The Estonian Government last week approved a procedure that both speeds up and simplifies the granting of permission for military vessels and aircraft to enter the state, streamlining the process of allies arriving in Estonia, it said in a press release.

In accordance with the new procedure, permission for foreign military vessels to enter territorial and inland waters and permission for foreign state aircraft to enter air space must be granted within seven working days. This is the maximum term permitted; in practice, it only takes a few hours or a few days to grant permission to allies.

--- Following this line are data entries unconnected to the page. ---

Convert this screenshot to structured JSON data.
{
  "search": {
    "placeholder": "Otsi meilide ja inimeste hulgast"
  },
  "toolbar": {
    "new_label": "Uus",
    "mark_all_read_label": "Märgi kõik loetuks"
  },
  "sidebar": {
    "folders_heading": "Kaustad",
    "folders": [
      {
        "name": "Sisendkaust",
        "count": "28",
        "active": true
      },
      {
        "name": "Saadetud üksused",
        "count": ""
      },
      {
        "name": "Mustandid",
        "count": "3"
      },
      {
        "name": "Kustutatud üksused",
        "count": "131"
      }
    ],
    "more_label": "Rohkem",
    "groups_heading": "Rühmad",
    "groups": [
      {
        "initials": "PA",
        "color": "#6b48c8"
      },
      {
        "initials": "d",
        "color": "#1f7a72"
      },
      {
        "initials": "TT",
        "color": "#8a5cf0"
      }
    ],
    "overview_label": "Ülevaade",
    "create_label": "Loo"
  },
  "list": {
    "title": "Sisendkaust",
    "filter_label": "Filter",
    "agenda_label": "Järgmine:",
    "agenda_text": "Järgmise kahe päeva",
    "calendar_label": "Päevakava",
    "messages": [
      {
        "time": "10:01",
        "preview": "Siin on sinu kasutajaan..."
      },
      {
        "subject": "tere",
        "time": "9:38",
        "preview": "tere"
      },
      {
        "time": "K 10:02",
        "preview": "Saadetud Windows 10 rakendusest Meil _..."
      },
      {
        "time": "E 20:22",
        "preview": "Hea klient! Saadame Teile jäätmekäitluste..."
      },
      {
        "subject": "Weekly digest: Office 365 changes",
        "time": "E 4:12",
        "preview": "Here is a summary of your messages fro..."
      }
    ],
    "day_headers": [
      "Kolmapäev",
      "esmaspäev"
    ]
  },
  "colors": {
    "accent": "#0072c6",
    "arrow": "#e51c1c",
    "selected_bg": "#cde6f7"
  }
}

According to Minister of Defence Hannes Hanso, the country’s security needs include the smooth movement of allied forces from one country to another, and the established procedure is a clear step in that direction. Following the application of the regulation, Estonia is one of the fastest and most flexible in this area among its allies.

“Unfortunately, there is still a lot of bureaucracy in Europe, which slows the movement of forces even between allies; as opposed to the civilian world, where we consider free movement across borders to be self-explanatory,” said Hanso, as quoted in a press release of the ministry. “With this new and smoother organisation of work, we also wish to show our NATO colleagues that the repositioning of forces can be organised much faster. Our long-term goal is to create a system in which the movement of allied armed forces from one NATO or EU Member State to another would be as smooth as civilian movement through the Schengen Area.“

Based on the same the procedure, diplomatic clearance or a permit to fly must be granted for each entry, although there are exceptions. Diplomatic clearance that is valid throughout the calendar year may be granted to a military vessel that is part of a permanent NATO naval unit, if entry is related to the performance of tasks by that unit. A permit to fly for one year may be granted to the state aircraft of a NATO member state and European Union Member State.

The given regulation shall not be applied to the state aircraft and military vessels of NATO Member States that are participating in ensuring the inviolability of Estonia’s airspace and territorial and inland waters.

In comparison to its allies, Estonia’s new regulation is one of the fastest. There are states in Europe where the duration of the proceedings for the granting of permission is up to 30 days.